The HIF-1 alpha transcriptional factor and the BH-3 only protein BNIP3 are known to play fundamental roles in response to hypoxia. The objective of this research is to investigate the molecular mechanisms and the correlation of HIF-1 alpha, BNIP3 and IGFBP-3 in hypoxia-induced cardiomyocytes injuries. Heart-derived H9c2 cells and neonatal rat ventricular myocytes (NRVMs) were incubated in normoxic or hypoxic conditions. Hypoxia increased HIF-1 alpha expression and activated the downstream BNIP3 and IGFBP-3 thereby triggered mitochondria dependent apoptosis. Moreover, IGF1R/PI3K/Akt signaling was attenuated by HIF-1 alpha-dependent IGFBP-3 expression to enhance hypoxia-induced apoptosis.

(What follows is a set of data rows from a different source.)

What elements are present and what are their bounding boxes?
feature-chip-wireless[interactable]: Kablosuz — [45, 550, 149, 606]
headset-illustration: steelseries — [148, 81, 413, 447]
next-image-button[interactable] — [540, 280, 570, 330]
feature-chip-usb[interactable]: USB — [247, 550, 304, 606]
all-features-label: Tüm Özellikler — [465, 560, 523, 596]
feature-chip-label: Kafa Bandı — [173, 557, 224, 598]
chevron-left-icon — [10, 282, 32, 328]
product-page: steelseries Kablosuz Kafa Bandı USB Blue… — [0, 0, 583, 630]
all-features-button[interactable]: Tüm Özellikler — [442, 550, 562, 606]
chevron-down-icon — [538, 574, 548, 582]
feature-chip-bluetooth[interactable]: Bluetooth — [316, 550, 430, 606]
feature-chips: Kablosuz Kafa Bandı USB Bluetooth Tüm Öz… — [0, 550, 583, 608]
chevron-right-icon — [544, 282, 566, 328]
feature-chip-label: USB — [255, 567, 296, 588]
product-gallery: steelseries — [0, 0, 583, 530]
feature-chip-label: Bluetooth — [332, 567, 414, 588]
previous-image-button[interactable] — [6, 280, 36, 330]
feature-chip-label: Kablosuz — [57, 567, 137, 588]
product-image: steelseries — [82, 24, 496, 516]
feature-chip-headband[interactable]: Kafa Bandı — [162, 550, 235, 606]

Autophagy suppression with 3-methyladenine or siATG5 or siBeclin-1 significantly decreased myocardial apoptosis under hypoxia. Knockdown of Fox03a or BNIP3 significantly abrogated hypoxia-induced autophagy and mitochondria-dependent apoptosis. Moreover, prolonged-hypoxia induced H1F-1 alpha stimulated BNIP3 and enhanced IGFBP-3 activation to inhibit IGF1R/P13K/Akt survival pathway and mediate mitochondria-dependent cardiomyocyte apoptosis. H1F-1 alpha and Fox03a blockage are sufficient to annul the change of excessive hypoxia of hearts.